The dungeon cobbles reeked like the mange-covered arse of something that had been dead for days. Mold, sweat, blood, and and far less desirable fluids had amalgamated over years of use to form a slimy film that was tacky underfoot. It was far less pleasant for those without shoes.
As the storm raged outside, squalls of driving rain whipped down through the windows. Streams of water found purchase in the grout lines and mixed with the floor paste, jostling the more fresh layers of it loose to swirl about the ground in fetid soup. The water was cold, but it did little to mask the choking stench.
And in one cell toward the back of the hall, Maeve Byrne of Pradus sat kneeling in it. The woman had slumped into a crumpled position against the grated wall, ignoring the fact that her legs had long fallen asleep against the chill of the ground. Her fingers reached through the bars into the adjacent cell, clinging with white knuckles to the hand of a blonde woman in a similar position on the other side. Their faces were pressed close, pale lips separated from fully touching by a layer of rough iron.
“Elaine,” Maeve said, stroking the woman’s hand as best as she could, “Lainey. Have faith, love.”
Elaine sniffled, shaking her head. She stiffed her hold on Maeve’s fingers as the dungeon door screeched open and the black-cloaked figure of an inquisitor appeared in the doorway. “You don’t have to go. We can find another way— work this out somehow. Maybe I can make a deal, or… Or—“
Maeve’s eyes clenched shut, leaning her forehead into Elaine’s so that the bars left an impression on her own face. “This is the deal, Lainey,” she replied, lowering her voice as the Inquisitor began her morbid roll call. “This is what I have to do.”
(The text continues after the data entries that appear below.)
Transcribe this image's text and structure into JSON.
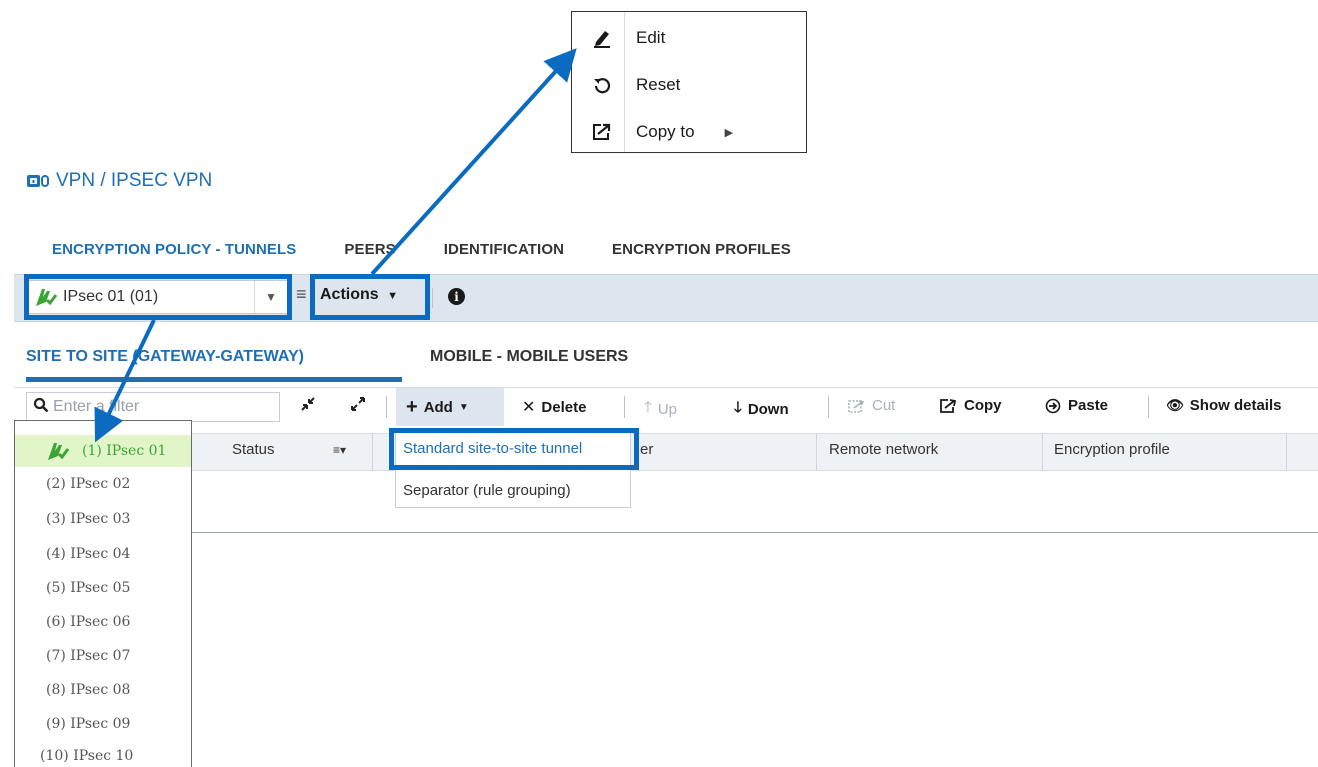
{
  "page_title": "VPN / IPSEC VPN",
  "top_tabs": [
    {
      "label": "ENCRYPTION POLICY - TUNNELS",
      "active": true
    },
    {
      "label": "PEERS",
      "active": false
    },
    {
      "label": "IDENTIFICATION",
      "active": false
    },
    {
      "label": "ENCRYPTION PROFILES",
      "active": false
    }
  ],
  "policy_selector": {
    "value": "IPsec 01 (01)"
  },
  "actions_label": "Actions",
  "sub_tabs": [
    {
      "label": "SITE TO SITE (GATEWAY-GATEWAY)",
      "active": true
    },
    {
      "label": "MOBILE - MOBILE USERS",
      "active": false
    }
  ],
  "filter_placeholder": "Enter a filter",
  "grid_toolbar": {
    "add": "Add",
    "delete": "Delete",
    "up": "Up",
    "down": "Down",
    "cut": "Cut",
    "copy": "Copy",
    "paste": "Paste",
    "show_details": "Show details"
  },
  "columns": [
    "Status",
    "er",
    "Remote network",
    "Encryption profile"
  ],
  "add_menu": [
    "Standard site-to-site tunnel",
    "Separator (rule grouping)"
  ],
  "actions_menu": [
    {
      "label": "Edit",
      "icon": "pencil-icon"
    },
    {
      "label": "Reset",
      "icon": "reset-icon"
    },
    {
      "label": "Copy to",
      "icon": "copy-to-icon",
      "submenu": true
    }
  ],
  "policy_list": [
    "(1) IPsec 01",
    "(2) IPsec 02",
    "(3) IPsec 03",
    "(4) IPsec 04",
    "(5) IPsec 05",
    "(6) IPsec 06",
    "(7) IPsec 07",
    "(8) IPsec 08",
    "(9) IPsec 09",
    "(10) IPsec 10"
  ],
  "colors": {
    "accent_blue": "#1f6fb5",
    "highlight_blue": "#0b6bc1",
    "toolbar_bg": "#dde5ef",
    "selected_row_bg": "#e2f5c8",
    "policy_icon_green": "#3aa535"
  }
}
Lainey shook her head again, and tears that she had long thought were dry began to fall. She opened her mouth to speak, only to be cut short by the Inquisitor’s demanding tone.
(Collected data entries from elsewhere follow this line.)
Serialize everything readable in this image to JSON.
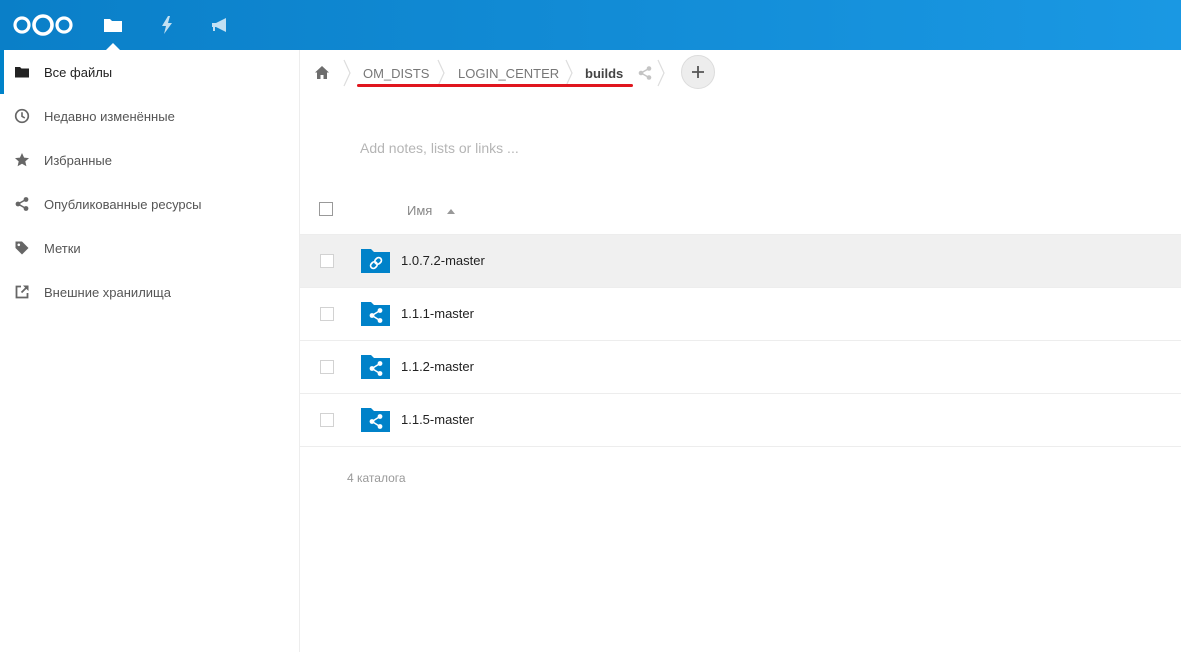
{
  "header": {
    "apps": [
      {
        "icon": "folder-icon",
        "label": "Files"
      },
      {
        "icon": "lightning-icon",
        "label": "Activity"
      },
      {
        "icon": "megaphone-icon",
        "label": "Announcements"
      }
    ]
  },
  "sidebar": {
    "items": [
      {
        "label": "Все файлы",
        "icon": "folder-icon",
        "active": true
      },
      {
        "label": "Недавно изменённые",
        "icon": "clock-icon"
      },
      {
        "label": "Избранные",
        "icon": "star-icon"
      },
      {
        "label": "Опубликованные ресурсы",
        "icon": "share-icon"
      },
      {
        "label": "Метки",
        "icon": "tag-icon"
      },
      {
        "label": "Внешние хранилища",
        "icon": "external-link-icon"
      }
    ]
  },
  "breadcrumb": {
    "items": [
      {
        "label": "OM_DISTS"
      },
      {
        "label": "LOGIN_CENTER"
      },
      {
        "label": "builds",
        "current": true
      }
    ]
  },
  "notes": {
    "placeholder": "Add notes, lists or links ..."
  },
  "file_list": {
    "column_name": "Имя",
    "rows": [
      {
        "name": "1.0.7.2-master",
        "icon": "link-folder-icon"
      },
      {
        "name": "1.1.1-master",
        "icon": "shared-folder-icon"
      },
      {
        "name": "1.1.2-master",
        "icon": "shared-folder-icon"
      },
      {
        "name": "1.1.5-master",
        "icon": "shared-folder-icon"
      }
    ],
    "summary": "4 каталога"
  },
  "colors": {
    "header_start": "#0a7fc8",
    "header_end": "#1a98e3",
    "accent": "#0082c9",
    "annotation_underline": "#e0161e"
  }
}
“Maeve Byrne of Pradus,” the robed figure said.
Elaine let out a wailing, unintelligible sob and Maeve leaned forward to try and catch some semblance of an embrace from her spouse. Her hands stretched forward to brush Elaine’s bloodless cheek. Her mouth parted to try and steal a final kiss.
The guards were quicker.
They seized the called prisoner and yanked her to her feet before she could take her closure, and she brought back her head of fiery hair to knock one in the chin. “I just want to say goodbye!” she yelled, but the two men dragged her toward the door, “Lemme say my goodbyes, you bloody sacks of taint grease!”
They slammed her shoulders against the wall on the way out, all the while ignoring Elaine’s increasingly louder pleas.
Maeve spat as the wind was knocked out of her.
“Mite jealous of my wife, are you? Ugly bruiser.”
Maeve was dragged forward with such force that her feet lifted off of the ground, and she gave a kick at someone’s passing ankle. “I love you, Lainey girl!” she hollered back down the hall, even as the door was slammed shut behind her.
She was dragged in a similarly degrading fashion all the way down to the courtyard, though her struggles ebbed the further she was led from the dungeon. By the time the guards left her to stand in the pouring rain within view of the Mid Gate, Maeve offered no more resistance than a high-held chin and a look like murder in her eyes.
“Maeve Byrne of Pradus,” said the guard dispensing equipment, and Maeve nodded. He handed her a thin, light pack of prisoner’s rations and then, with a look of disgust, a saber and belted sheath.
She took the latter with an obvious look of pride, and promptly fastened it about her waist. Her gaze skimmed over the party around her, noting several other prisoners of various nationalities before settling on a short Mage in a pretentious cloak. “Can you appreciate a good bit of equipment, Mage?” Maeve shouted over the rain, taking a long moment to look the shorter woman up and down with a hungry stare. From what Maeve understood about such expeditions, the girl was likely to be the Yulian scum coming with the party to keep the lot of them in line.
If Maeve had to be afraid of what lie behind the walls, she was going to make sure their new “supervisor” was doubly worried for her own bodily safety.